En 1977, la diffusion de films de ci­néma représentait, en pourcentage du volume total des programmes diffusés, 5,8 % pour TF1, 5,3 % pour A2 et 26,5 % pour FR3 (contre 6 %, 6,6 % et 30 % en 1975).

On peut voir sur le tableau (A) la pro­gression du nombre de films diffusés depuis 1959. Cette progression est de l'ordre de plus de 400 % (de 103 films en 1969 à 526 en 1977).

En 1975, TF1 s'était engagé à ne pas dépasser 125 films par an, et A2 à res­treindre la programmation des films pour arriver à 100 seulement en 1977. Cepen­dant, les chaînes s'en sont tenues aux dispositions du cahier des charges (TF1 : 150 films, A2 : 150 films, FR3 : minimum de quatre films par semaine), d'autant que ces chiffres « à ne pas dépasser » ne font pas entrer en compte les program­mes mis en place les jours de grève. Le cahier des charges prévoit égale­ment un minimum de 50 % de films fran­çais, ou « d'initiative française ». L'appa­rent non-respect de cette disposition pour ce qui est de A2 et de FR3 s'expli­que par le fait que la clause ne joue pas pour les films dits « de ciné-club », et dif­fusés après 22 h 30. En fait, si illégalité il y a, elle réside surtout dans l'utilisation abusive qui est faite du terme « téléfilm », qui désigne parfois « officiellement » des films de cinéma ; le plus souvent améri­cains, inédits en France; il est bien évi­dent qu'une telle entorse à la règle fait le bonheur des cinéphiles vigilants.

Quoi qu'il en soit, on demeure bien loin de ce que demandaient les profession­nels du cinéma au moment de l'élabora­tion du cahier des charges, à savoir la programmation d'un maximum de 240 films par an. Ils demandaient également que le prix d'achat minimum soit fixé à 250 000 francs hors taxes pour les films programmés en semaine, et à 500 000 francs hors taxes pour les films program­més le dimanche soir.

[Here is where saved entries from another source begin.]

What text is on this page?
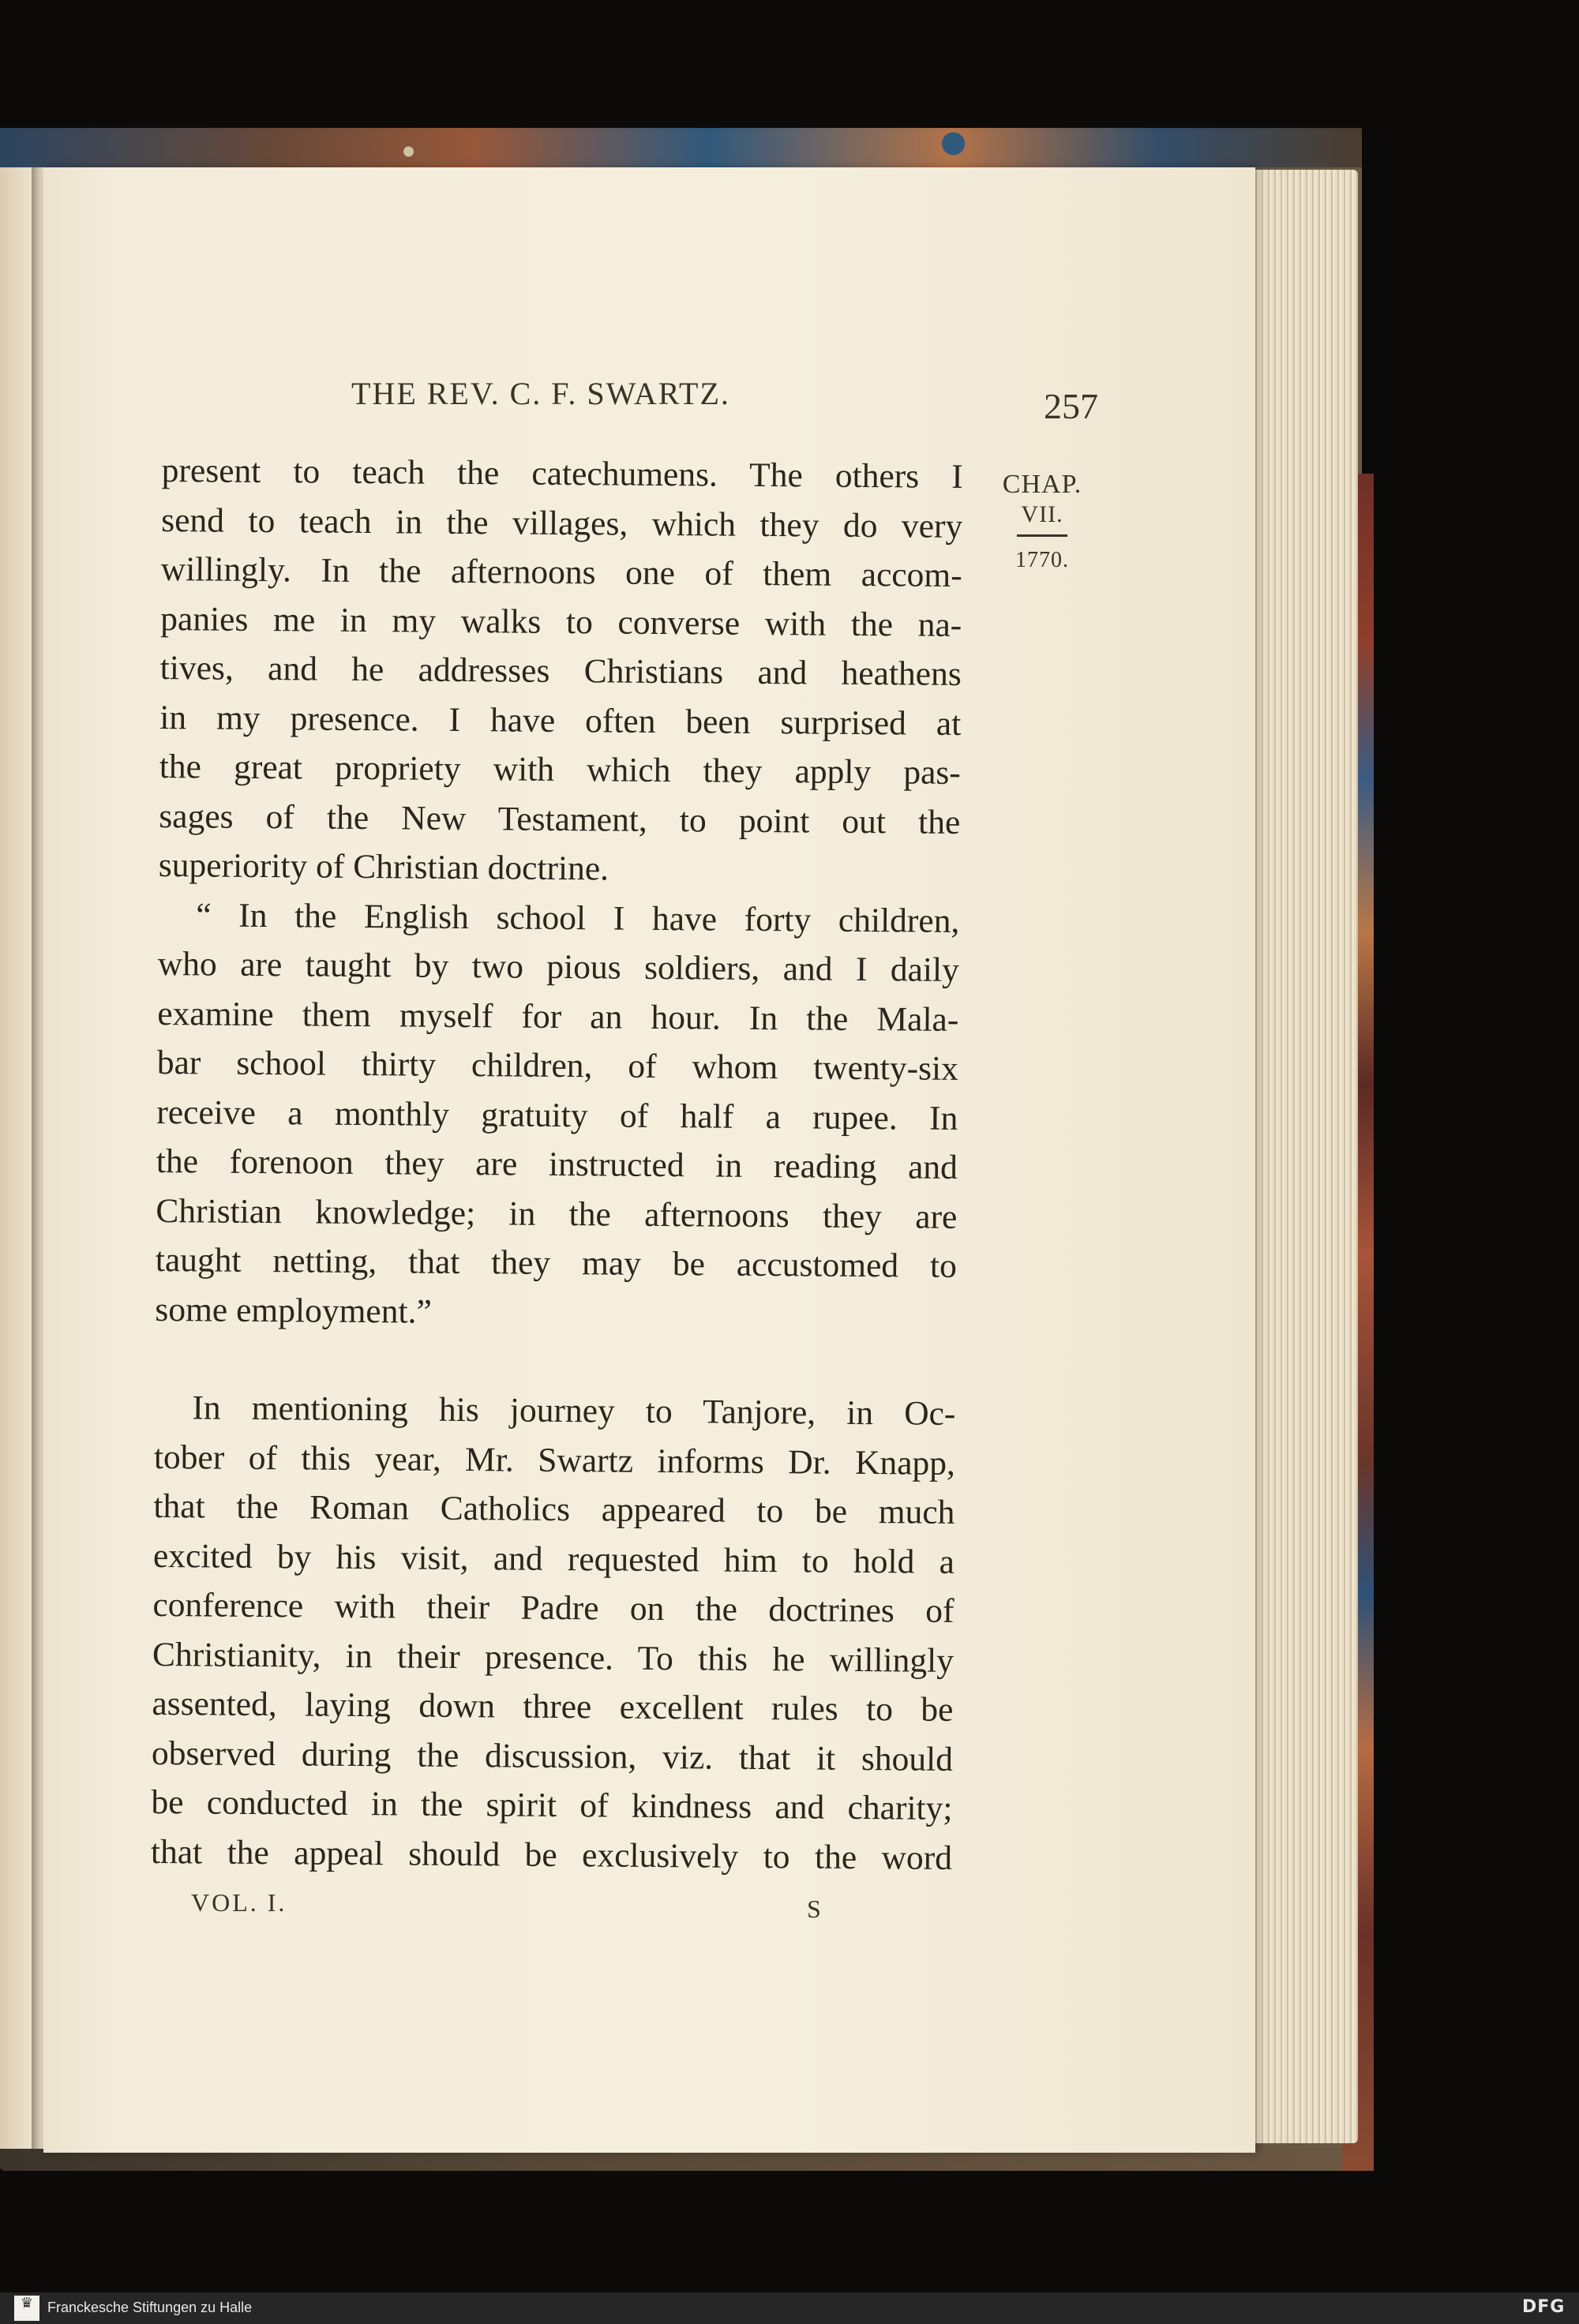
THE REV. C. F. SWARTZ.	257
CHAP.
VII.
1770.
present to teach the catechumens. The others I
send to teach in the villages, which they do very
willingly. In the afternoons one of them accom-
panies me in my walks to converse with the na-
tives, and he addresses Christians and heathens
in my presence. I have often been surprised at
the great propriety with which they apply pas-
sages of the New Testament, to point out the
superiority of Christian doctrine.
“ In the English school I have forty children,
who are taught by two pious soldiers, and I daily
examine them myself for an hour. In the Mala-
bar school thirty children, of whom twenty-six
receive a monthly gratuity of half a rupee. In
the forenoon they are instructed in reading and
Christian knowledge; in the afternoons they are
taught netting, that they may be accustomed to
some employment.”
In mentioning his journey to Tanjore, in Oc-
tober of this year, Mr. Swartz informs Dr. Knapp,
that the Roman Catholics appeared to be much
excited by his visit, and requested him to hold a
conference with their Padre on the doctrines of
Christianity, in their presence. To this he willingly
assented, laying down three excellent rules to be
observed during the discussion, viz. that it should
be conducted in the spirit of kindness and charity;
that the appeal should be exclusively to the word
VOL. I.	S
♛ Franckesche Stiftungen zu Halle	DFG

En 1976, le prix d'achat moyen d'un film français était de 218 984 francs. Pour un film étranger, 166385 francs. Certains films américains déjà largement amortis dans leur pays d'origine sont même ache­tés 50 000 francs, c'est-à-dire le prix des 30 secondes de publicité les moins chères (avant 19 h 30). (30 secondes de publicité le dimanche entre 20 h et 20 h 45 coûtent 142 000 francs.)

Pour 1977, on estime à environ 100 millions de français le coût global de l'achat des 526 films programmés. Si elle avait dû produire autant de dramatiques, il en aurait coûté à la télévision environ huit fois cette somme.

Grâce à l'action de la PROCIREP (qui regroupe 70 % des producteurs), le prix d'achat des films a sensiblement aug­menté depuis deux ans. Il n'en demeure pas moins extrêmement bas, surtout si on s'en réfère à ce qui se passe par exemple aux États-Unis, où les chaînes sont prêtes à payer le prix fort. (Autant en em­porte le vent vient d'être acheté 20 mil­lions de dollars).

On peut toujours dire aux producteurs que s'ils jugent insuffisants les prix pro­posés par la télévision, rien ne les oblige à vendre. Mais la misère qui règne à tous les niveaux dans la production française est telle qu'il leur est pratiquement impossible, selon leur logique propre, de résis­ter à l'attrait qu'offre la perspective d'une rentrée d'argent frais. Possibilité leur est également donnée de se débarrasser de stocks de films dont la carrière semble terminée. En contrepartie, il leur faut bien sûr intégrer au lot des films dont au contraire le succès populaire est réel, ce qui explique la diffusion par la télévision de films parfois très récents qui auraient pu attirer encore de nombreux spectateurs dans les salles.

Dire que la carrière d'un film est terminée sitôt qu'il a été programmé à la télévision est sans doute faux. La télévision peut au contraire, dans un certain nombre de cas, contribuer à la promotion des films. Il n'en demeure pas moins que les exploitants se refusent à ce type de ressorties.

Autre  élément déterminant,   la quasi-disparition des salles dites de répertoire, provoquée    par    la    multiplication    des salles, qui toutes se veulent d'exclusivité.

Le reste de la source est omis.